Investigate the exponential distribution in R and compare it with the Central Limit Theorem. The exponential distribution can be simulated in R with rexp(n, lambda) where lambda is the rate parameter. By investigating the distribution of averages of 40 exponentials, illustrate via simulation and associated explanatory text the properties of the distribution:
Create the test bench and obtain the data
set.seed(28) #set the seed of R’s random number generator before simulating random values is a good practice.

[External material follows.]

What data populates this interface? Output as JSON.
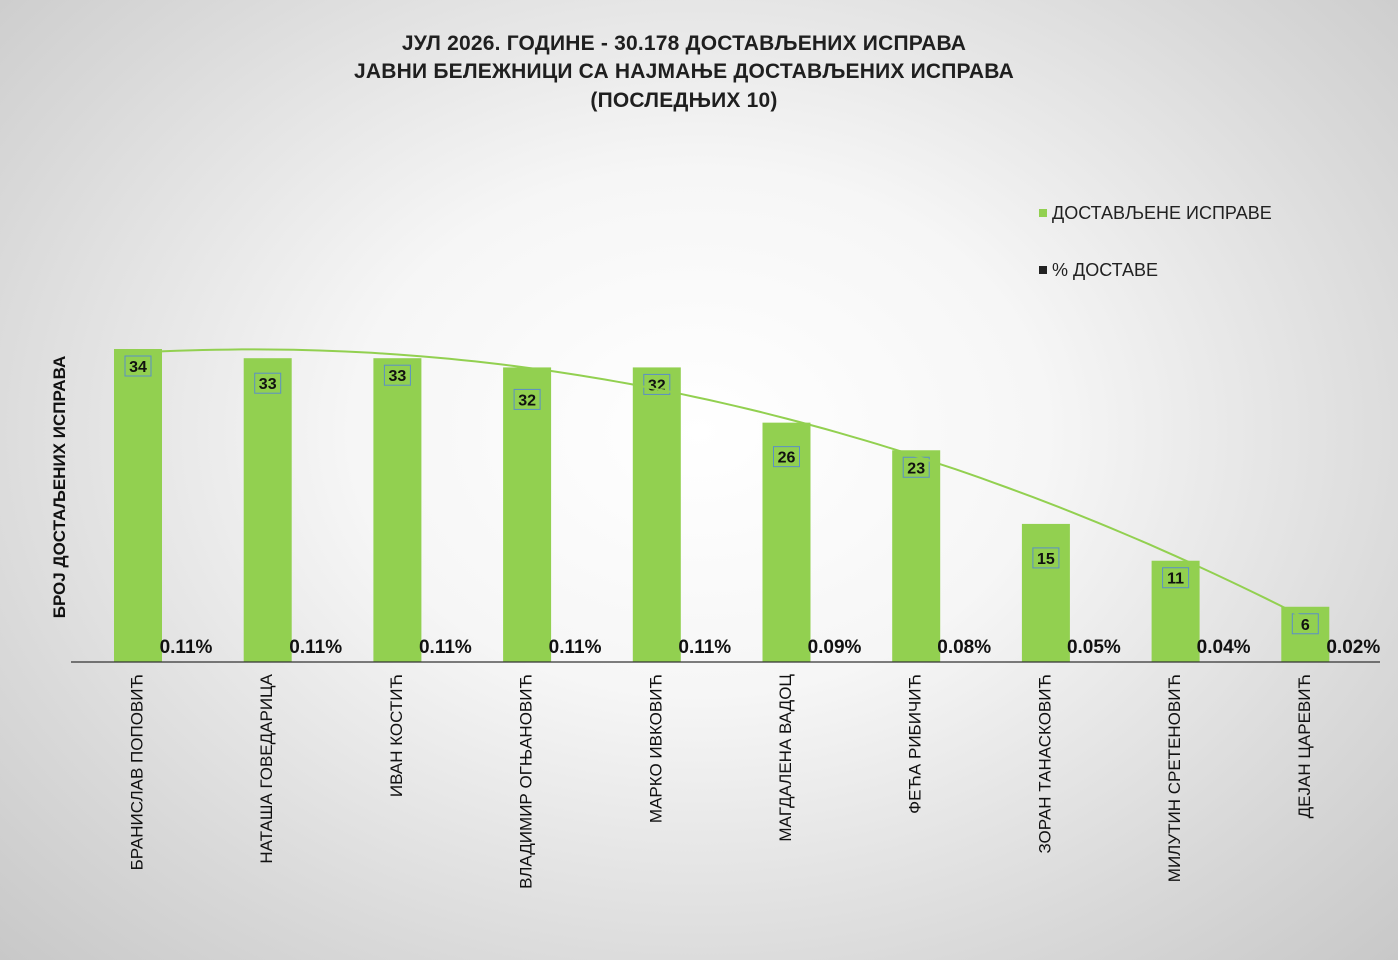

lambda <- 0.2 # The provided lambda parameter
exp_num <- 40 # The number of exponentials
simu_num <- 1000 # And the number of simulations
#Run the simulations
simulation <- replicate(simu_num, rexp(exp_num, lambda))
#Calculate the means of the exponential simulation
means <- apply(simulation, 2, mean)
The mean of the exponential distribution is equal to 1/lambda. As our
lambda is equal to 0.2, the theoretical mean should be 5. The graphical
representation below depicts the relationship with our simulation
mean.
sample_mean <- mean(means) # Get the final mean figure
theory_mean <- 1/lambda # The exponential theoretical mean
# Now plot an histogram to see things clear
r <- hist(means, main = "Exponential Sample Means - (Simulated)", col = "lightgray", breaks = 100)

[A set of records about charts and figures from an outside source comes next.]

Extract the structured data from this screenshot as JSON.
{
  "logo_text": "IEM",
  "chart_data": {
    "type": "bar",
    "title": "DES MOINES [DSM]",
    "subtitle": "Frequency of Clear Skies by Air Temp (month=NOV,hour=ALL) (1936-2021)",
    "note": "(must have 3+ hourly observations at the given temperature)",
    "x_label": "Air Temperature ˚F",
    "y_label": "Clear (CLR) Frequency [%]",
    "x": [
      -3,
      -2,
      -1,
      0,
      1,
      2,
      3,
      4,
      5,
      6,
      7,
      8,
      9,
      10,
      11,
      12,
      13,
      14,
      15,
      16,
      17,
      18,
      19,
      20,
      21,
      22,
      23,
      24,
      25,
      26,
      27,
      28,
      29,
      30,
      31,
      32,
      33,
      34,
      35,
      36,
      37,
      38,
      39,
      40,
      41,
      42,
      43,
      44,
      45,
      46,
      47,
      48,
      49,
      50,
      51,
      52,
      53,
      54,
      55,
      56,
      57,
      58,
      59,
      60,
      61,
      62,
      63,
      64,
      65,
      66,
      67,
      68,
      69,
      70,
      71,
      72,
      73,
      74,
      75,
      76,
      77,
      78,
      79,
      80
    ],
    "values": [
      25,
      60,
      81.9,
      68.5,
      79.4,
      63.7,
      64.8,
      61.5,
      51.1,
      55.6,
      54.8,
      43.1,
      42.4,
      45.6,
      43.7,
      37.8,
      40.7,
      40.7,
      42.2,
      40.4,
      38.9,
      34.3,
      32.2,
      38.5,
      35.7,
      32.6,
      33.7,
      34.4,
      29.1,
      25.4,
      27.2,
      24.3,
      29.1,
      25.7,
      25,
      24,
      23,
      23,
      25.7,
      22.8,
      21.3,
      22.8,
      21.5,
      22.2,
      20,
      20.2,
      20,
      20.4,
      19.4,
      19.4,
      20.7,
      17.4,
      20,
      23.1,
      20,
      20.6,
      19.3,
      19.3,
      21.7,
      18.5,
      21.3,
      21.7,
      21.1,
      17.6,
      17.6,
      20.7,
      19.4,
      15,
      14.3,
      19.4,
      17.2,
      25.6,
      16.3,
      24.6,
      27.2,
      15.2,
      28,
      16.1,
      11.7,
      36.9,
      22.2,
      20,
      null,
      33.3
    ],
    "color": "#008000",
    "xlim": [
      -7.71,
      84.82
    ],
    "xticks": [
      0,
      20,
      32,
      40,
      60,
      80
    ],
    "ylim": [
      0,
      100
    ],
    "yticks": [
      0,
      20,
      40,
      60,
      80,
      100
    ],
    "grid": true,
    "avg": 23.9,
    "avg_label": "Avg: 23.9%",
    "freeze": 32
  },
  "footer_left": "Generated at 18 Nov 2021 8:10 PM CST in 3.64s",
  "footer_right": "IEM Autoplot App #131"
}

abline(v = sample_mean, lwd = 4, col = "red")
abline(v = theory_mean, lwd = 4, col = "blue3")
# And show our numbers
text(6.5, 30, paste("Sample mean = ", round(sample_mean,2)), col="red")
text(6.5, 28, paste("Theoretical mean = ", round(theory_mean,2)), col="blue3")
Our code above shows that the sample mean is very close to the theoretical mean of 5.
To find the variance, first find the standard deviation of the exponential distribution which is equal to \((1/\lambda)/\sqrt(n)\) . And then, square the standard deviation to calculate the variance.
theory_sd <- (1/lambda)/sqrt(exp_num)
sample_sd <- sd(means)
theory_var = theory_sd^2
sample_var = sample_sd^2
| Parameter Type | Standard Deviation | Variance |
|---|---|---|
| Theoretical | 0.7906 | 0.625 |
| Sample | 0.7867 | 0.6188 |
Same as the mean, the values of the variances are also close to each other.
Considering that according to the Central Limit Theorem, the means of the sample simulations should follow a normal distribution, this section should investigate whether the exponential distribution is approximately normal and follows it.
# Provide the histogram of the simulation as background
hist(means, main = "Normal Distribution X Simulation", col = "lightgray", breaks = 100)
# Overlap the normal distribution
xfit <- seq(min(means), max(means), length = 100)
yfit <- dnorm(xfit, mean = 1/lambda, sd = (1/lambda)/sqrt(exp_num))
lines(xfit, yfit*60, lwd=2, col="red")
# And the simulation density
den <- density(means)
lines(den$x, den$y*60, lwd=2, col="blue")
# Provide the legend
text(6.5, 30, "Normal Distribution", col="red")
text(6.5, 28, "Simulation Density", col="blue3")
We may see above that the distribution of means of random sampled exponentials overlaps with the normal distribution. Also, due to the Central Limit Theorem, increasing the number the samples from 1000 will cause the simulation distribution to come even close to the normal distribution.